Even though I live on the plains surrounded by folks who own horses, rarely do I get to see cowboys in action. Thus, I was delighted today to look out my front door and witness a sight right out of the old west – four cowboys streaking across the pasture in pursuit of a large herd of cattle. Then, ever so slowly, they moved the animals across the open pasture and into corrals. Once in a while, one horseman would break away to keep a calf from heading in the wrong direction and gently nudge it back into formation. Suddenly, just as they got most of the animals corralled, I saw two steers break free and make a wild dash for freedom – in opposite directions. It took a full twenty minutes for the horses at full stretch and a pickup at top speed to bring the animals back to the enclosure.
From years of herding cattle myself (not on horses but on four-wheelers and in pickups utilizing specially trained cattle dogs), I can tell you that it is much easier to move 100 steers than it is to move one. When you get the herd heading in the same direction, it seems their minds turn off and they doggedly jog with the pack. Most are caught in the middle and have no choice but to keep moving or get run over. The only ones with a view are the calves leading the pack (who are nervously watching the handlers) and the rest just put their noses down and follow the tail in front of them.
Yet, there is always the steer that doesn’t want to do what everyone else is doing.

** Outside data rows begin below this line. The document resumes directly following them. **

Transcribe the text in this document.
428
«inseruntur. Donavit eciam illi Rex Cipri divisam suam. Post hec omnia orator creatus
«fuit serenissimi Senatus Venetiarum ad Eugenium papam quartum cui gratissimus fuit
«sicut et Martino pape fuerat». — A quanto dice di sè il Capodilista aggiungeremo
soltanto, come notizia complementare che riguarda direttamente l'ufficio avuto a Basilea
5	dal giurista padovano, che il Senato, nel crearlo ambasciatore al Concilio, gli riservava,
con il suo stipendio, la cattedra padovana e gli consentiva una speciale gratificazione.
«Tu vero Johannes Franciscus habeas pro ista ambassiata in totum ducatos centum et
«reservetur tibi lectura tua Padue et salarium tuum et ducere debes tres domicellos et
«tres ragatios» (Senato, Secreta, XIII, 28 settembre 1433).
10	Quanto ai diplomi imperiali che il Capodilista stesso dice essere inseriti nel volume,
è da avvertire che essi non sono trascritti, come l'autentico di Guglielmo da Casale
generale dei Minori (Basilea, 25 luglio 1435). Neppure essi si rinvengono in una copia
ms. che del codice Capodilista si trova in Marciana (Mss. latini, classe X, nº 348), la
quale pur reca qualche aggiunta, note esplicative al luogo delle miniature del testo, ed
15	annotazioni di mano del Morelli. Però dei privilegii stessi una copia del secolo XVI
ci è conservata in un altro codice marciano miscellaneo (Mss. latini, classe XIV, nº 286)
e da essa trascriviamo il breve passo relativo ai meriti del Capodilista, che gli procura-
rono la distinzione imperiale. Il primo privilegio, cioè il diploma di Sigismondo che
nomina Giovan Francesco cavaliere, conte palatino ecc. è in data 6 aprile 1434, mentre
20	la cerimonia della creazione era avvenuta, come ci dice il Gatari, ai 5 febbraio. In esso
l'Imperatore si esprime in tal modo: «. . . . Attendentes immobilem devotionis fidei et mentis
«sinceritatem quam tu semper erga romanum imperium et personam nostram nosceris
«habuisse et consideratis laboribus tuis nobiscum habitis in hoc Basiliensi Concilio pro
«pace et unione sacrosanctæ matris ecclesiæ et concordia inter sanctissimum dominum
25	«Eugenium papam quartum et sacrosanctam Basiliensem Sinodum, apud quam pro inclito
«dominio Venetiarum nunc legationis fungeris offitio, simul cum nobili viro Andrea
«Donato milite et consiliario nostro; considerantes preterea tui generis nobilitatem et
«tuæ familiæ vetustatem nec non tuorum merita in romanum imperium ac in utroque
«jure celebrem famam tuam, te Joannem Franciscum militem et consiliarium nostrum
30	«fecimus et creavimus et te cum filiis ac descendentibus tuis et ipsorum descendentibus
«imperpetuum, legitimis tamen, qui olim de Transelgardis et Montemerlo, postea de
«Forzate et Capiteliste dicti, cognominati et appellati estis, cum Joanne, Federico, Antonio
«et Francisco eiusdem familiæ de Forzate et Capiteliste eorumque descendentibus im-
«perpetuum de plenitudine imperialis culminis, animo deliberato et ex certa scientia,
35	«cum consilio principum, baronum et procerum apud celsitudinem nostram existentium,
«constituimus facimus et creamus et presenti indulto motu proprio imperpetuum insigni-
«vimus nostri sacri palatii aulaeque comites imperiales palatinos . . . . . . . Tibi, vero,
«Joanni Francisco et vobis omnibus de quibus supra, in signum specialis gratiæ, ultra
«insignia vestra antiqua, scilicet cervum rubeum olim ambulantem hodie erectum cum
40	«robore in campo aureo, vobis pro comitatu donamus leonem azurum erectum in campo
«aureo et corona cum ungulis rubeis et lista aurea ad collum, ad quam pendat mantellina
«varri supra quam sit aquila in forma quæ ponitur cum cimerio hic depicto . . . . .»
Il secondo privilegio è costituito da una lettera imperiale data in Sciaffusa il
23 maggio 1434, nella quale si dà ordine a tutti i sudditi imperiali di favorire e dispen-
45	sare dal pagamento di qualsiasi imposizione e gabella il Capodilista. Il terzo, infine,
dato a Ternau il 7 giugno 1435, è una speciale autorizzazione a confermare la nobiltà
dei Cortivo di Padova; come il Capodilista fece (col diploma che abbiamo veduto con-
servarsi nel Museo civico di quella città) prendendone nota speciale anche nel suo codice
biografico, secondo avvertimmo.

They see a hole and make a mad dash. Without the crowd blocking their view and hemming them in, they make split second decisions that outwit the cowboys and change course quicker than they can be followed. It is as entertaining for spectators as it is frustrating for the cowboys. Truth be told, I root for the escapees. It is a wonderful thing to see them running free, making their own decisions, changing direction with split second accuracy.
Maybe that’s why I trained my kids to run solo – away from the crowd, the confines, the groupthink. I wanted them to outwit those who demanded conformity and chart an individual course. I wanted them to make their own decisions, not follow someone else’s. I wanted their spirits to soar and for them to make a life on their own terms.
The Wild West isn’t dead. It happens outside my window. It happened in my home.